This is another recipe that you can bring into play as something to eat for people who are standing up milling around, or seated at a table as a first course.
I find fresh horseradish incredibly easy to come by these days, but if you don’t, use some hot horseradish sauce or cream from a jar.
If you want to serve lamb skewers alongside, then use cubed leg, replace the horseradish in the marinade with a teaspoon each of ground cumin and ground coriander, and make a dip by mixing good store-bought hummus with Greek-style plain yogurt and drizzle the top with a little olive oil before scattering with some pomegranate seeds.
Yield: Makes approximately 10 skewers
1 lb beef rump
¼ cup olive oil
3 tablespoons freshly grated horseradish or hot horseradish sauce
2 tablespoons rosemary needles or 1 teaspoon dried plus a bunch of rosemary for decoration, optional
1½ tablespoons good-quality red wine vinegar (otherwise use balsamic vinegar)

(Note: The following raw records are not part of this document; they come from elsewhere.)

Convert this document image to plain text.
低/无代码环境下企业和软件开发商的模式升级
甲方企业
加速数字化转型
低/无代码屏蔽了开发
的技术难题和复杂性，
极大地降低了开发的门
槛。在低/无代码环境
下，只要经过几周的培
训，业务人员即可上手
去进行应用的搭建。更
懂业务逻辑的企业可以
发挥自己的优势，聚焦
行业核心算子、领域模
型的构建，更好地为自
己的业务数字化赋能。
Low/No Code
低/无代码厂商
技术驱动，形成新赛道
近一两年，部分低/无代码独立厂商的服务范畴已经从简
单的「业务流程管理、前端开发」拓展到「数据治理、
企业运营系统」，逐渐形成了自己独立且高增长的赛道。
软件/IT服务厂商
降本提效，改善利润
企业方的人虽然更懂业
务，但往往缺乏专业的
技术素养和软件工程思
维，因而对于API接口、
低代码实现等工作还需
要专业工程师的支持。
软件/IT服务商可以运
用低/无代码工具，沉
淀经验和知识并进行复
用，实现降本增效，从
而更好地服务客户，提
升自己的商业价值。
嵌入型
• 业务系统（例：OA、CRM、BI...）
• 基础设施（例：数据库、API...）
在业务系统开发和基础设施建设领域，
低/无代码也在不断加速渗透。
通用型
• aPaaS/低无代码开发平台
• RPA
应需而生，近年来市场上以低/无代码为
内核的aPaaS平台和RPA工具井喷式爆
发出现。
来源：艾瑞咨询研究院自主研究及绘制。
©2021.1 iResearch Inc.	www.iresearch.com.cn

2 tablespoons Worcestershire sauce
2 tablespoons port
1 cup crème fraîche or sour cream
½ teaspoon Dijon mustard
¼ teaspoon kosher salt or coarse-grind table salt
¼ cup chopped chives
Cut the beef into 1-inch cubes, and put into a freezer bag with the olive oil, 1 tablespoon grated fresh horseradish or horseradish sauce, rosemary, vinegar, Worcestershire sauce, and port. Set aside for at least 20 minutes, but preferably overnight, in the fridge.
Let the meat come to room temperature, and soak about 10 bamboo skewers in water at the same time.
Make the dip by beating together the crème fraîche or sour cream and the remaining 2 tablespoons of freshly grated horseradish or hot horseradish sauce with the mustard and salt. Stir in the chives, leaving some chives to sprinkle over the top.
Heat a grill or griddle, then thread three or four pieces of meat onto each skewer and slap on the heat, turning after 2 minutes. Cook for another 2 minutes on the other side and then remove to a plate, strewn with some sprigs of rosemary if desired. Do not serve while grill-hot.